Parmi ces promesses figurent notamment réduire l’immigration légale, empêcher la Convention européenne des droits de l’Homme d’entraver de nouvelles législations pour lutter contre les traversées illégales de la Manche, comme le projet, sur lequel la Cour suprême doit statuer mercredi, d’expulser vers le Rwanda les migrants arrivés illégalement sur le sol britannique.

« Trahison »

« Vous avez manifestement et de manière répétée échoué à tenir vos engagements sur chacune de ces mesures », qui sont « ce que nous avons promis aux Britanniques dans notre programme de 2019 » qui a donné lieu à la victoire triomphale de Boris Johnson, « ce pour quoi les gens ont voté lors du référendum sur le Brexit de 2016 », insiste-t-elle.

Le refus de Rishi Sunak de quitter la Cour européenne des droits de l’Homme ou de s’affranchir des lois qui « inhibent notre capacité à expulser ceux qui n’ont aucun droit d’être au Royaume-Uni » n’est « pas simplement une trahison de notre accord, mais aussi une trahison de votre promesse au pays de faire “tout ce qu’il faudra” pour arrêter les bateaux », poursuit-elle.

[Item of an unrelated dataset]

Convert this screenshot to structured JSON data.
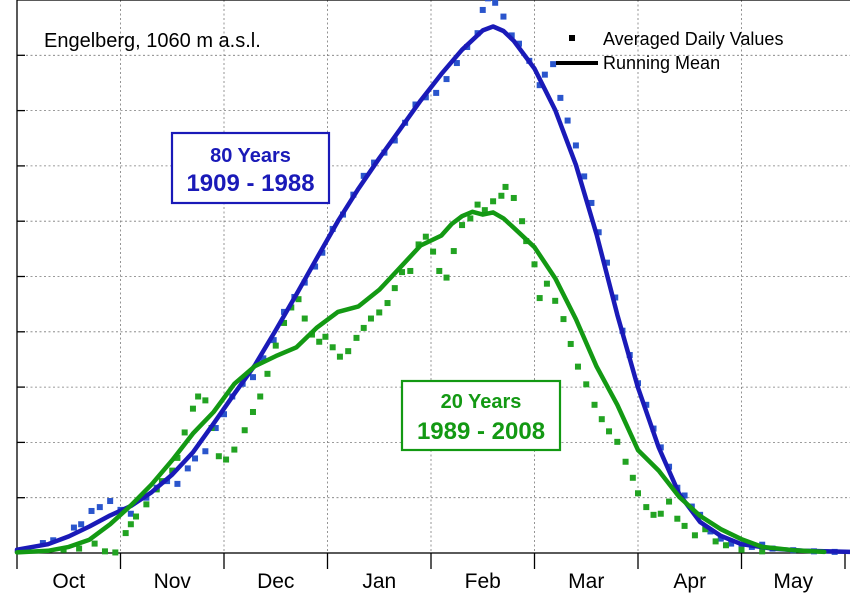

Elle l’accuse enfin de ne s’être pas élevé contre « l’affichage d’antisémitisme et d’extrémisme vicieux » lors de manifestations de soutien aux Palestiniens depuis les « atrocités terroristes du Hamas » le 7 octobre, qui ont fait 1200 morts en Israël selon les autorités.

La riposte d’Israël dans la bande de Gaza a fait plus de 11 000 morts selon le Hamas.

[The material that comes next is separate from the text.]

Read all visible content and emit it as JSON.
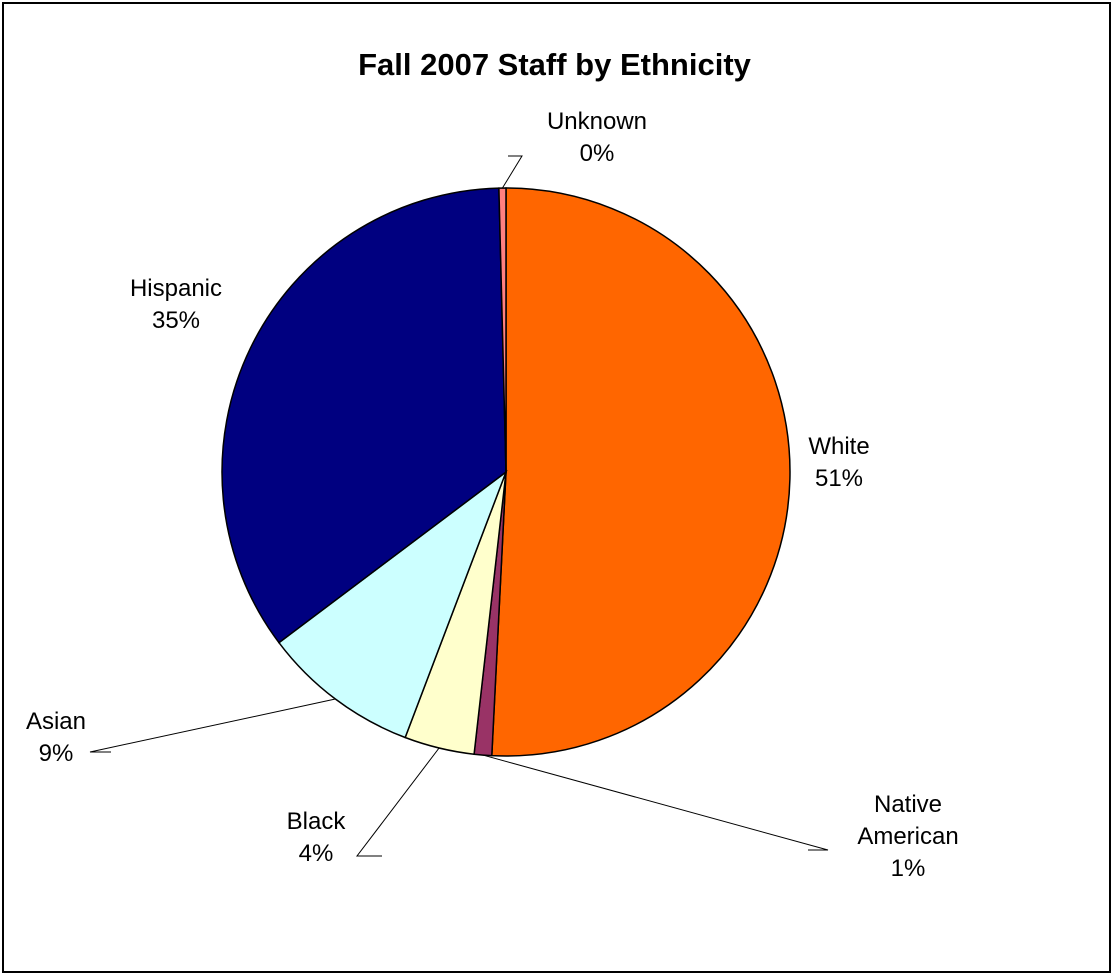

« Il faut être honnête : votre plan ne fonctionne pas », conclut-elle, « vous avez subi des défaites électorales record, votre redémarrage a échoué et vous manquez de temps », lance Suella Braverman.  

« Vous devez urgemment changer de cap », somme celle qui selon de nombreux observateurs vise la tête du parti après une défaite de Rishi Sunak aux prochaines législatives.

Morosité ambiante

Cette attaque cinglante, qui cristallise le sentiment de défiance d’une bonne partie de l’aile droite du parti conservateur, survient dans une morosité profonde et durable pour les Tories, très largement distancés dans les sondages après 14 ans au pouvoir.

Une enquête publiée mardi par l’institut Savanta donne 18 points d’avance à l’opposition travailliste menée par Keir Starmer, positionnée au centre gauche.

Après les scandales de l’ère Boris Johnson puis la quasi-crise financière provoquée par l’éphémère Liz Truss, Rishi Sunak, ex-banquier d’affaires de 43 ans, a ramené un semblant de stabilité.

Mais le retour dans l’arène de David Cameron, qui a provoqué le Brexit tout en s’y opposant, a incarné l’austérité imposée aux services publics dans les années 2010 et vantait un « âge d’or » des relations avec la Chine tranchant avec les tensions actuelles, est loin de faire l’unanimité chez les conservateurs.

Des éditorialistes de tous bords critiquent en outre le retour de celui qui était devenu à 43 ans le plus jeune premier ministre en deux siècles, mais semble à 57 ans un homme du passé.

Dans l’opinion, la majorité reste plombée par une inflation dépassant 5 %, une économie qui stagne, une grave crise du logement et l’impression d’une dégradation des services publics, notamment dans la santé.